We kept the visit friendly, but some of what he told us, didn't exactly leave us with a warm and fuzzy feeling that they're trying to be good neighbors.


----------



## liz (Oct 5, 2007)

Well, even though it doesn't sound like he wanted to be a "good neighbor".....at least you know that with a commercial dairy, there are rules they are required to follow. :wink:


----------



## StaceyRosado (Oct 5, 2007)

oh boy- what fun


----------



## FunnyRiverFarm (Sep 13, 2008)

Gross...we have a dairy farm about 2 miles from us and when we get a south wind--man does it smell! I couldn't even imagine what it would be like having the stuff spread right next to my house! :worried: 

The one near us keeps the cows in total comfinement in these tiny little stalls where they hardly have room to lay down. They never get to go outside. All they can do is stand there and eat and wait for milking time.


----------



## kelebek (Oct 5, 2007)

Oh I would have been furious!!!!!!!!!!!!!!!!! :angry: But I don't deal nicely with disrespect like that as I am sooooo cautious with offending anyone when it comes to these type of things.

I sure hope that you get more answers and that he follows the rules!


----------



## KW Farms (Jun 21, 2008)

Oh...that is just so gross. There is a fairly large dairy about 3 miles from us and they do the same thing...they have circle irrigation and they put cow urine and manure liquid mix through it onto their corn and boy does it stink! Luckily the wind here always blows from the west, but on "special" occasions :ROFL:  the wind comes from the east and gosh does it stink. I sure hope you can figure something out...that is so nasty. I think it would be better to try and get along with him than to blow up at him, because he really won't try and help you out any if you guys don't get along. :shrug:


----------



## grandmajo (Oct 14, 2008)

KW Farms said:


> I think it would be better to try and get along with him than to blow up at him, because he really won't try and help you out any if you guys don't get along. :shrug:


Yep, that was our thoughts too. That's why I requested that he visit, and we kept it friendly. We gave him indication that we were willing to work with him, but at the same time let him know that we are now aware of the rules for spreading and incorporating manure. He also understands that we both grew up as farm kids, that we're not a couple of transplanted city slickers. We do understand that cows create poo, and it has to go somewhere.
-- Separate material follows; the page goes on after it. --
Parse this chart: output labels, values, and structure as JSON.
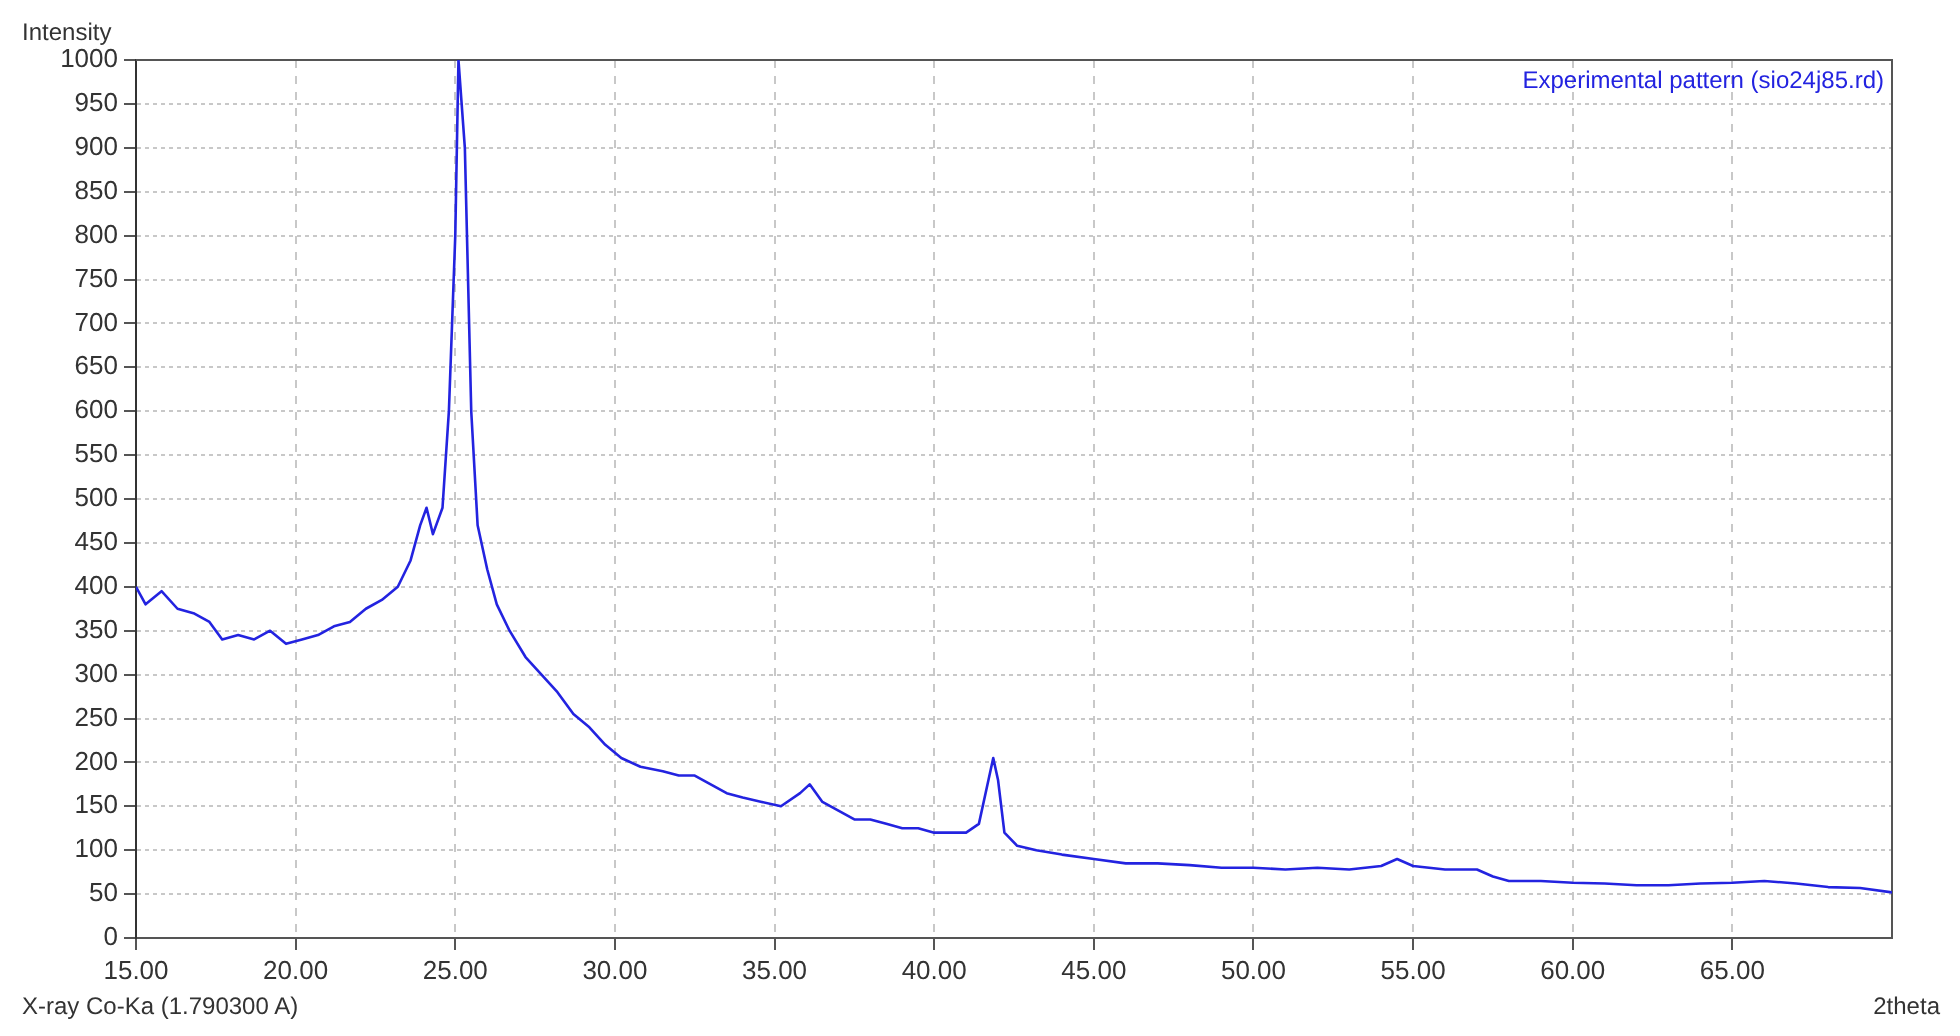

Hopefully, we both now have a clear understanding of each other.


----------



## KW Farms (Jun 21, 2008)

That's great! :thumb:


----------



## RowdyKidz (Apr 2, 2009)

Yuck! That would stink. Literally. I wouldn't be happy either! :angry:


----------



## pahvantpiper (Aug 19, 2014)

What do you expect them to do with the manure? If you don't like the smell of a dairy farm I suggest you don't live by one.


----------



## ksalvagno (Oct 6, 2009)

This is an old thread from 2009.


----------



## Chadwick (Jan 24, 2014)

This is a really old thread that makes me laugh every time i see it!

Pennsylvania has a pamphlet for city folk who move into the country, explaining that in rural areas people spread manure burn trash shoot guns have loud livestock start tractors at 5:00am and all sorts of other warnings. It then goes on to say if this isn't your thing consider not moving to the country or move back to the city!!! I love it! 

City people want country people to act like city people who happen to be in the woods! Because why they are " normal" and we are acting away from the norm?

Cracks me up!


----------



## kccjer (Jan 27, 2012)

Hahaha We have a dairy just a couple miles from us to the east and I NEVER smell it! Now the feedlot 5 miles away to the south....phew. I've had them spread manure right across the road from me and not work it in for a month. No AC in the house at the time....everything in my house smelled like cow manure including my clothes. It was awful. You live in the country....you deal with everything that goes with it. Sometimes it's the best place in the world to be and other times....welll......


----------



## goatlady1314 (Oct 24, 2013)

Thats why we have our dairy farm way back a mile from the road, so people like you guys dont complain


----------



## StaceyRosado (Oct 5, 2007)

actually the original poster (back in 2009) said that they grew up as a farm kid -- they know poo needs to go somewhere. 

OK im closing this topic now.


----------